Which I why I was so glad that the Georgia RR USRA steel rebuild boxcar that my wife innocently gave me the Tichy kit for was painted in freight car red two years before my model layout era! Silver painted cars are pretty obvious.

I have a True Line model of one of CN's three aluminum-sheathed 40' boxcars, but have many regular CN 40' boxcars to blend it in with. Not so for my models of Gerogia RR cars--exactly one car.

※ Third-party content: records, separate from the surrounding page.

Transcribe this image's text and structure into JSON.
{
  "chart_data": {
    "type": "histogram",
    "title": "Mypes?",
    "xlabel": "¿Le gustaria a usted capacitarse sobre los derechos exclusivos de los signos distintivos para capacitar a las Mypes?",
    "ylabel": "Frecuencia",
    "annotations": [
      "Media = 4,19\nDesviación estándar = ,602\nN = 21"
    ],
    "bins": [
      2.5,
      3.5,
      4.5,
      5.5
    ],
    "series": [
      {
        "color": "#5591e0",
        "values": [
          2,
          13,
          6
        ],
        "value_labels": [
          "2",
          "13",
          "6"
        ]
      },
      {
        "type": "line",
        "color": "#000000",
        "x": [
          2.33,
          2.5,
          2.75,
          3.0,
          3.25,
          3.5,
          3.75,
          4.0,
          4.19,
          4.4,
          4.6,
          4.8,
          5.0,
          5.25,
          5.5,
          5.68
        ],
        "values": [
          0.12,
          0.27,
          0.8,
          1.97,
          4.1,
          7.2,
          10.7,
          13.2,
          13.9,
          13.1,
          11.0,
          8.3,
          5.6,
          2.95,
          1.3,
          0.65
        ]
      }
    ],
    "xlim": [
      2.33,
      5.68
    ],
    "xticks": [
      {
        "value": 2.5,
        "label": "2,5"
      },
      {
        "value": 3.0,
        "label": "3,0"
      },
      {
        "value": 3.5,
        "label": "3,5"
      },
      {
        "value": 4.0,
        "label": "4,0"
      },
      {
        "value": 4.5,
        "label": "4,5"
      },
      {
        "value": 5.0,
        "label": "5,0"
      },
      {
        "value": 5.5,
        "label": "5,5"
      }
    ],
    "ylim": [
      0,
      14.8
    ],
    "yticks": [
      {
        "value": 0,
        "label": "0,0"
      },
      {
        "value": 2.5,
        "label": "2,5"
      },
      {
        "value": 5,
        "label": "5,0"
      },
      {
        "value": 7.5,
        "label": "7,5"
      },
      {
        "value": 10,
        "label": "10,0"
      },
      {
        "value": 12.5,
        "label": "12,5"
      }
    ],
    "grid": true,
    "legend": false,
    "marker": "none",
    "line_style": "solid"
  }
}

Now if you were modelling the Georgia RR in 1954, odds are that you would have many silver-sided cars and a few oxide red. In this case, the oxide red cars would be the odd ones!

Steve Lucas.

--- In STMFC@..., Richard Hendrickson wrote:

On Jan 7, 2013, at 1:11 PM, timboconnor@... wrote:

Tony,

I subscribe to the contrary philosophy, that says if your layout contains NO unusual cars, then it's not
very representative of most railroads, since one can often spot unusual cars in photos of the prototype.
Yeah, Tim, but if you're going to have one or two odd-ball cars on a layout, they should be OBVIOUS odd balls (e.g., helium tank, dry ice reefer, drop-center flat car, etc.) Otherwise, who knows they're odd-balls? I'll bet the number of modelers, even on this list, who would recognize that the boxcar in the passing train was the one-and-only Union Pacific B-50-18 is very small (and I'll bet I could name most of them). For all but those very few viewers, where's the verisimilitude in having a stealth odd-ball that no one recognizes as such?